Before starting work, the contractor needs to ensure that workers have been properly trained in the hazards of applying hot asphalt and acceptable work practices. The contractor should also check that employees are using the appropriate personal protective equipment to reduce exposures to asphalt fumes.

Prior planning before work begins will help reduce workers’ asphalt fume exposure. Determine if it is possible to use a tanker to supply asphalt to the kettle or to the rooftop directly. If this is not possible, and a kettle will be used, place it where workers will be least exposed to the fumes. Keep the kettle away from air intakes, doors, and windows. Try to use roofing equipment and accessories that have lids to reduce exposure to fumes.

If possible, use an insulated kettle that is the right size for the job. It should have temperature controls and the right pumping capacity for its size. Inspect it to be sure that it is in good operating condition. Insulate the pipeline that delivers the hot asphalt to the roof.

Maintaining proper asphalt temperature is another way to reduce exposure to asphalt fumes.

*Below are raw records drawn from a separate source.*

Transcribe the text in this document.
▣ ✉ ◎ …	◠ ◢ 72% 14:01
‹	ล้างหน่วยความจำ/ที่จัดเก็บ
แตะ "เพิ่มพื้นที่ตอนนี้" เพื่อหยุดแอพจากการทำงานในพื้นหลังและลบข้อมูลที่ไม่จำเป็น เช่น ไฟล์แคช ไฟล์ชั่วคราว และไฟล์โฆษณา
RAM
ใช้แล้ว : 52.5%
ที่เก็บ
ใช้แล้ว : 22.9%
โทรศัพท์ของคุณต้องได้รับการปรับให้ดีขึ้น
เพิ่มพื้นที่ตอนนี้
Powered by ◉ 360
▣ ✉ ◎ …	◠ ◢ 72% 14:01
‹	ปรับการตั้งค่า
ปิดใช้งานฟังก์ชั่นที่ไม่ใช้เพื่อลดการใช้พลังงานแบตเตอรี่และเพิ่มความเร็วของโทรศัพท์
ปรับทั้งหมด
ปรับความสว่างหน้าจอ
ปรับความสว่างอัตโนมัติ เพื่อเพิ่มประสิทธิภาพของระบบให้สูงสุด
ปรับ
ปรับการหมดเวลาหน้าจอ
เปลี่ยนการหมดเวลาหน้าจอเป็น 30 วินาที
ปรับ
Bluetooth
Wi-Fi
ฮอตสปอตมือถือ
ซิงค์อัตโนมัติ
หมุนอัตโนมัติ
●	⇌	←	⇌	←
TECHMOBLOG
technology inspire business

The equiviscous or application temperature (EVT), and the flash point of the asphalt can be found on the keg package or bill of lading. Once you have determined these guidelines, set the kettle temperature at the EVT plus 50°F. Periodically measure the asphalt temperature in the mop bucket. Make any adjustments to the kettle to maintain proper temperature. The appropriate temperature is the EVT plus or minus 25°F. The kettle temperature must also always be at least 25°F below the flash point to avoid fires and explosions. Use a hand-held or infrared thermometer to get an accurate reading.

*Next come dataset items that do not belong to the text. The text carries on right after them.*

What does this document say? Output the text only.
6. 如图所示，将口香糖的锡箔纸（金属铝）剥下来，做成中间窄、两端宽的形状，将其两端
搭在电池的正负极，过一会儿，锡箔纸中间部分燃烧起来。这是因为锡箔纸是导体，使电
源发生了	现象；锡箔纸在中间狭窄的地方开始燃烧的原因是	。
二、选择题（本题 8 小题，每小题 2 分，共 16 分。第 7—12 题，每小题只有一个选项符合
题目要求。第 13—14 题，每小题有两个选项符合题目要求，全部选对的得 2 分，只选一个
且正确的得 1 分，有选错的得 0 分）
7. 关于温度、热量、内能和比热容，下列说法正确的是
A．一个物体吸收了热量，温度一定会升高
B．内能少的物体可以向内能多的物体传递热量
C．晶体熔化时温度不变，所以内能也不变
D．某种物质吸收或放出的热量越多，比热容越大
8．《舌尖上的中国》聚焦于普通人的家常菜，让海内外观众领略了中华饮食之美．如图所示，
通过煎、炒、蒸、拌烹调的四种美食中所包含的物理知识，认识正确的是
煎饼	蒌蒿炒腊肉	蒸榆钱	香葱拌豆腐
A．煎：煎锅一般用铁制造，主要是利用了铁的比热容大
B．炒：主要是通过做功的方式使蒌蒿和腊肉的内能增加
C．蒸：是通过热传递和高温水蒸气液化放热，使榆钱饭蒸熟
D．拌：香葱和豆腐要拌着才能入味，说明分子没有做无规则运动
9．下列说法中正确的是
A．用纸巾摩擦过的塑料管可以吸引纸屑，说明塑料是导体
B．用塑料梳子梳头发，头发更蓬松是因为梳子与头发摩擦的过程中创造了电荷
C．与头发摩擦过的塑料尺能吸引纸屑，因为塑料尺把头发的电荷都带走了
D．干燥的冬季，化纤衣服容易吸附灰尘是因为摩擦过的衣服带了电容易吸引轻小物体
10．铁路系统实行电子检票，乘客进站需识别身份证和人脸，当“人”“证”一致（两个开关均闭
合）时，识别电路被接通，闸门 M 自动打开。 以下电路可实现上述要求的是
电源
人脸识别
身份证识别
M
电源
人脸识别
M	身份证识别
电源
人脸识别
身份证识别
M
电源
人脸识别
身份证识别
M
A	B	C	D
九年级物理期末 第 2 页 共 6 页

Workers need to be trained to be continually mindful of safety when working with hot asphalt. They should place the kettle on firm, level ground to avoid spilling or tipping. They also need to be trained to put up warning tape, traffic cones, or signs around the kettle to keep others at a safe distance. They should reduce the number of times the lid is opened by filling the kettle to capacity when reloading. Workers should also check the temperature, stir, and skim when they reload. All workers must have, and know how to operate, a fully charged ABC-type fire extinguisher near the kettle.

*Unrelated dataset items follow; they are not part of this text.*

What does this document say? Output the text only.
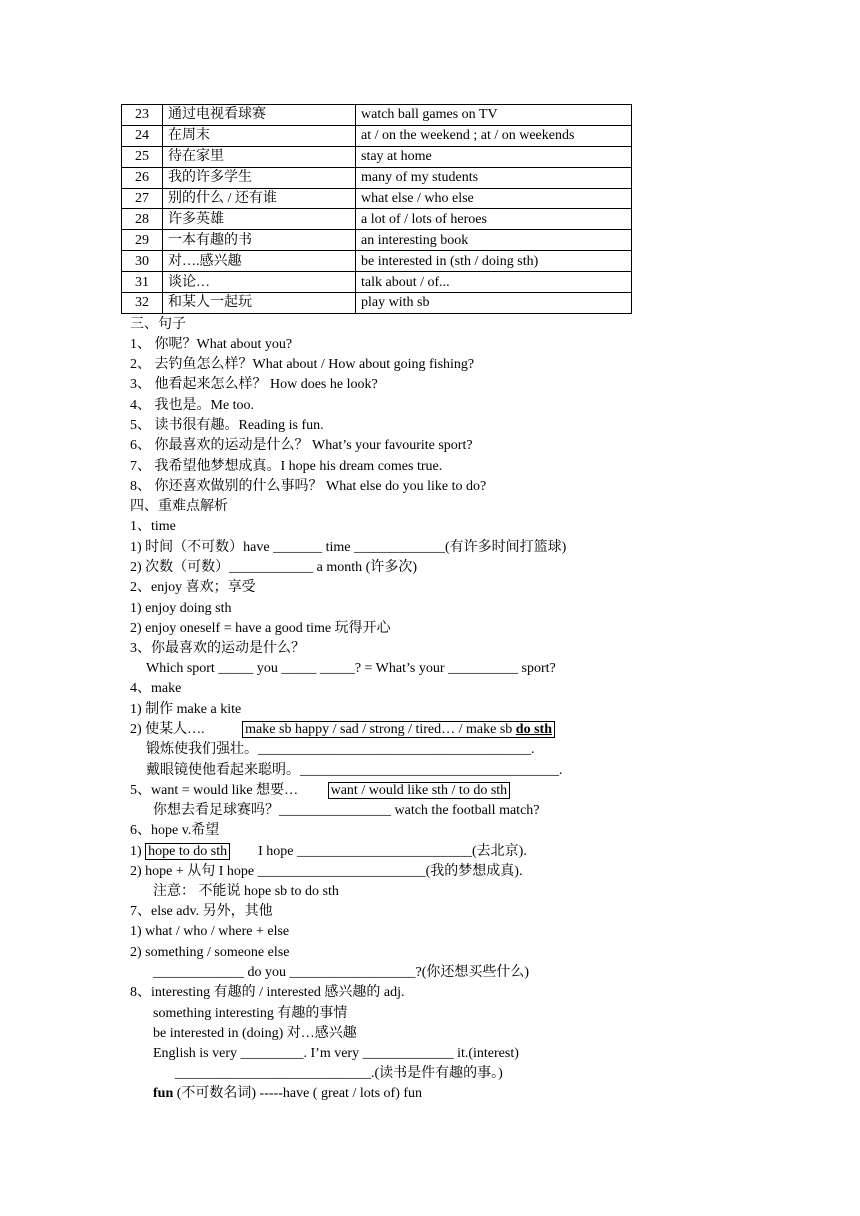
23	通过电视看球赛	watch ball games on TV
24	在周末	at / on the weekend ; at / on weekends
25	待在家里	stay at home
26	我的许多学生	many of my students
27	别的什么 / 还有谁	what else / who else
28	许多英雄	a lot of / lots of heroes
29	一本有趣的书	an interesting book
30	对….感兴趣	be interested in (sth / doing sth)
31	谈论…	talk about / of...
32	和某人一起玩	play with sb
三、句子
1、 你呢？What about you?
2、 去钓鱼怎么样？What about / How about going fishing?
3、 他看起来怎么样？ How does he look?
4、 我也是。Me too.
5、 读书很有趣。Reading is fun.
6、 你最喜欢的运动是什么？ What’s your favourite sport?
7、 我希望他梦想成真。I hope his dream comes true.
8、 你还喜欢做别的什么事吗？ What else do you like to do?
四、重难点解析
1、time
1) 时间（不可数）have _______ time _____________(有许多时间打篮球)
2) 次数（可数）____________ a month (许多次)
2、enjoy 喜欢；享受
1) enjoy doing sth
2) enjoy oneself = have a good time 玩得开心
3、你最喜欢的运动是什么？
Which sport _____ you _____ _____? = What’s your __________ sport?
4、make
1) 制作 make a kite
2) 使某人….	make sb happy / sad / strong / tired… / make sb do sth
锻炼使我们强壮。_______________________________________.
戴眼镜使他看起来聪明。_____________________________________.
5、want = would like 想要… want / would like sth / to do sth
你想去看足球赛吗？________________ watch the football match?
6、hope v.希望
1) hope to do sth        I hope _________________________(去北京).
2) hope + 从句 I hope ________________________(我的梦想成真).
注意： 不能说 hope sb to do sth
7、else adv. 另外，其他
1) what / who / where + else
2) something / someone else
_____________ do you __________________?(你还想买些什么)
8、interesting 有趣的 / interested 感兴趣的 adj.
something interesting 有趣的事情
be interested in (doing) 对…感兴趣
English is very _________. I’m very _____________ it.(interest)
____________________________.(读书是件有趣的事。)
fun (不可数名词) -----have ( great / lots of) fun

During the actual application, workers should:

  • Keep lids closed on rooftop equipment and accessories used to transport and apply hot asphalt.
  • Stay out of the fume cloud whenever possible.
  • Use buckets with half lids.
  • Fill buckets only three-fourths full.
  • Carry buckets on the down slope of the roof.
  • Twist mops instead of pulling to unstick them from buckets.
  • Twist buckets instead of pulling to unstick them from the roof.
  • Minimize the time spent on their knees working with hot asphalt since exposures may be higher when closer to the fumes.
  • Use long-handled tools whenever possible.